Chandler really had the pedigree coming from the Outta Place. His unique vocal spin on your R&B-based tunes really set the band apart from other bands who mined similar influences.
Yeah. We kinda stole him from The Outta Place, who I did like very much. We were fans of black R & B mostly. My favorite band in the mid 80s was Barrence Whitfield and the Savages. We started moving in that direction when Tchang started playing sax, so out went the fiddle and lap steel.
I have to ask you who came up with the “Hello, I am a Raunch Hand” card. The hand gestures on the back are what totally make it. I think I still have my band T-shirt with those graphics on it.
I cant remember who came up with it but it was a great idea..Cool you still have the shirt, I do too but it doesn’t fit-not that I gained weight…it shrank!
Finally, in closing, I have to ask you about Billy Miller. While most people know him and Miriam for the Norton label, I don’t think many know how essential he was to the NY music community. Especially around the time KICKS was their only main product. Personally, I feel his enthusiastic writing was what drew me more and more into discovering new sounds. And, if that wasn’t enough, he was a super-nice, wickedly clever guy. Everyone seems to have a unique story when it comes to Billy. What is your story?

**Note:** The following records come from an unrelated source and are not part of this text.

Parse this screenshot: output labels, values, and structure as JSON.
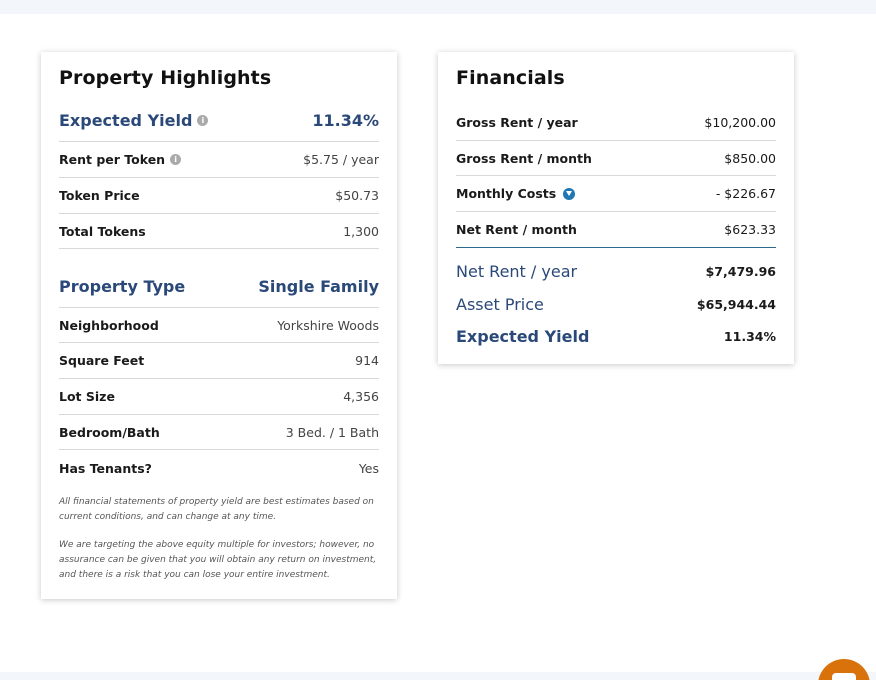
{
  "highlights": {
    "title": "Property Highlights",
    "expected_yield": {
      "label": "Expected Yield",
      "value": "11.34%"
    },
    "rent_per_token": {
      "label": "Rent per Token",
      "value": "$5.75 / year"
    },
    "token_price": {
      "label": "Token Price",
      "value": "$50.73"
    },
    "total_tokens": {
      "label": "Total Tokens",
      "value": "1,300"
    },
    "property_type": {
      "label": "Property Type",
      "value": "Single Family"
    },
    "neighborhood": {
      "label": "Neighborhood",
      "value": "Yorkshire Woods"
    },
    "square_feet": {
      "label": "Square Feet",
      "value": "914"
    },
    "lot_size": {
      "label": "Lot Size",
      "value": "4,356"
    },
    "bedroom_bath": {
      "label": "Bedroom/Bath",
      "value": "3 Bed. / 1 Bath"
    },
    "has_tenants": {
      "label": "Has Tenants?",
      "value": "Yes"
    },
    "disclaimer_1": "All financial statements of property yield are best estimates based on current conditions, and can change at any time.",
    "disclaimer_2": "We are targeting the above equity multiple for investors; however, no assurance can be given that you will obtain any return on investment, and there is a risk that you can lose your entire investment."
  },
  "financials": {
    "title": "Financials",
    "gross_rent_year": {
      "label": "Gross Rent / year",
      "value": "$10,200.00"
    },
    "gross_rent_month": {
      "label": "Gross Rent / month",
      "value": "$850.00"
    },
    "monthly_costs": {
      "label": "Monthly Costs",
      "value": "- $226.67"
    },
    "net_rent_month": {
      "label": "Net Rent / month",
      "value": "$623.33"
    },
    "net_rent_year": {
      "label": "Net Rent / year",
      "value": "$7,479.96"
    },
    "asset_price": {
      "label": "Asset Price",
      "value": "$65,944.44"
    },
    "expected_yield": {
      "label": "Expected Yield",
      "value": "11.34%"
    }
  },
  "icons": {
    "info": "info-icon",
    "expand": "chevron-down-icon",
    "chat": "chat-icon"
  },
  "colors": {
    "accent_blue": "#2a4878",
    "divider_blue": "#2c6a8f",
    "chevron_blue": "#1f78b4",
    "chat_orange": "#d9720b"
  }
}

Not one particular story but Billy was an amazing guy. Funny, easy going, great taste. I was lucky to have been asked to start The A Bones with him and Miriam and Mike Lewis and I was nervous as this was his follow up to The Zantees that had 2 amazing rockabilly guitarists The Statile Brothers so I had some big shoes to fill. I learned so much from Billy, always had the time to teach and share something about great old records. His death was tragic, a long painful one. So not deserved. His contribution to music was massive as was/is Tim Warren’s. Both of them have had a huge impact on my life.
To this day it’s still pretty amazing that people all over the world who appreciate garage music, in all its permutations, still fondly remember and appreciate The Raunch Hands. Despite all the good and bad things that happened that must be satisfying in some respects.
Yeah, very happy to see the music is still holding up, reaching new people and sounds a lot more spontaneous than a lot of recordings today.
Thanks again Mike. And please, if the RH ever do another gig in this lifetime…you have to cover Hong Kong Missisippi it’s the ultimate RH song that never was.
We might have tried that at a rehearsal but sounded so crappy we gave up on it! A future RHs gig unfortunately will never happen, I have 2 fingers paralyzed on my left hand and Chandler is having a very slow recovery from his bout with cancer. However, I still continue to produce bands and even have a new project in the works.